Creativity is a messy pursuit and the perfectionist needs get in the back seat and let your art flow. If you have the space, spread out all your materials and create multiple works simultaneously. Move from one to another making marks. Don’t overthink it. Embody your five-year-old and have fun. Eventually, your child-like nature will start to come out of the closet.
A reminder before you start your art
Here’s what I do. Before I start, I remind myself that I’m a beginner. If you’re an experienced artists still struggling with perfectionism, then remind yourself that each day/project you start is a beginning. Each moment is new and anything is possible. If the results please you, then thank your creative muse and treat yourself for the wonderful outcome. Chocolate always works for me. BUT, if the outcome is less pleasing, then thank yourself for showing up, for having a go and not binge-watching TV or pursuing some other distracting past time. Give thanks for the learning opportunity that comes from every attempt.
The other amazing thing I learnt from other artists is to ask the question, ‘What if…?’ Perfectionism often had me frozen in fear. Fear of making a mistake on a clean sheet of paper, of ‘wasting’’ the paints, pencils, crayons, you name it. I’ve been so paralysed with the fear of ‘messing up’ that I couldn’t even make a start.
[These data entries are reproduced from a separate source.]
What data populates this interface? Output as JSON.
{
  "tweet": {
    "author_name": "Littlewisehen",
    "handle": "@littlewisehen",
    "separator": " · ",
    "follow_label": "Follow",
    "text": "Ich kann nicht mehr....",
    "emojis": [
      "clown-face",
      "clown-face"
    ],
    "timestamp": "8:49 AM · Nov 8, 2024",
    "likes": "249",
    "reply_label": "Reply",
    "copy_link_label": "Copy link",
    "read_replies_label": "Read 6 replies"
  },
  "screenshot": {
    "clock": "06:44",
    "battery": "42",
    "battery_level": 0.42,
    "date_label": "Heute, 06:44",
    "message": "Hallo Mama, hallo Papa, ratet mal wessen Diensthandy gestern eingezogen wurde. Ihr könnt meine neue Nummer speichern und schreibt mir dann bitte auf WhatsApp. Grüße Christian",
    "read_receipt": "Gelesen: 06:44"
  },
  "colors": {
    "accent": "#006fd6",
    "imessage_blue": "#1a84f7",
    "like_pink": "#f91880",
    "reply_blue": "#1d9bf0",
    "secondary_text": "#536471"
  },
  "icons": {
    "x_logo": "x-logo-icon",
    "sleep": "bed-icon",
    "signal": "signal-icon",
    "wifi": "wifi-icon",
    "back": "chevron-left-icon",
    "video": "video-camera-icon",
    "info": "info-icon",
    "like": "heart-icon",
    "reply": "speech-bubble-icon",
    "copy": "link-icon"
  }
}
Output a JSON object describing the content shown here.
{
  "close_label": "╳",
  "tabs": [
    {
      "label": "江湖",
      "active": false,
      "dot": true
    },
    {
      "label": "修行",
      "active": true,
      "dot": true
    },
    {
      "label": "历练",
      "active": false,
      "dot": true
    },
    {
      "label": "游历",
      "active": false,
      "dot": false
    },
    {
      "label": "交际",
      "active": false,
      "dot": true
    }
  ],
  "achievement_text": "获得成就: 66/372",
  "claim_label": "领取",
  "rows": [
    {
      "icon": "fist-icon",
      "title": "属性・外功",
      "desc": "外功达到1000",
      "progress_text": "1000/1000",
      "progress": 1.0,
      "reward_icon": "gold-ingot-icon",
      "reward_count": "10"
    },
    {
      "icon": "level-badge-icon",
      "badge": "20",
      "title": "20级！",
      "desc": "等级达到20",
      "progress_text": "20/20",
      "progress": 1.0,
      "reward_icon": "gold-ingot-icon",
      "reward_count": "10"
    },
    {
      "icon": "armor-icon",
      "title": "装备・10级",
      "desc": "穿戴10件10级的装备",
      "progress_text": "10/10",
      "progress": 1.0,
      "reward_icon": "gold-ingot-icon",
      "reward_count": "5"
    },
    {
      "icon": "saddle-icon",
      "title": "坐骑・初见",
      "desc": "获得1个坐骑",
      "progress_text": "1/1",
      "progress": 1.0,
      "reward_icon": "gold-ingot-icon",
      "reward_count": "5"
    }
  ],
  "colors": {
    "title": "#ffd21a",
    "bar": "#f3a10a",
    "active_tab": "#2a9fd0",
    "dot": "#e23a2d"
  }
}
Here’s the irony. Artists make art by making a mess and asking, ‘What if..?’
‘What if I add some red paint to this?’ Or, ‘What if I tear the edge of the paper, and rub the paper against the concrete with a crayon and see what marks it get?’ These questions release you from an anxiety provoking outcome. Creativity becomes an exploratory process which is freeing because you just don’t know what you’re going to get. You can’t get a perfect result when you don’t know what the result will be.
Remember every time you try something new, you learn. That’s the whole purpose of the exercise isn’t it? To learn something new, not perfection. Eventually all that learning becomes a skill and we get the improvements we are striving for, not perfection.
That’s the other thing I’m discovering. Perfectionism often wants a quick fix, rapid rise to glory, it hates appearing imperfect. It hates the pain of being less-than but again, art is here to tell us that we can improve our skills. It just takes hard work and the good P’s, Practice and Patience and eventually we’ll become a little bit more our perfectly authentic selves. ????
I hope that today is the day you reach deep into your heart and find your creative voice, allow it to speak and spend time in the light. I know you’ll feel better for it.
There is no ‘right’ way to make art. The only wrong is in not trying. Not doing. Don’t put barriers up that aren’t there — just get to work and make something.”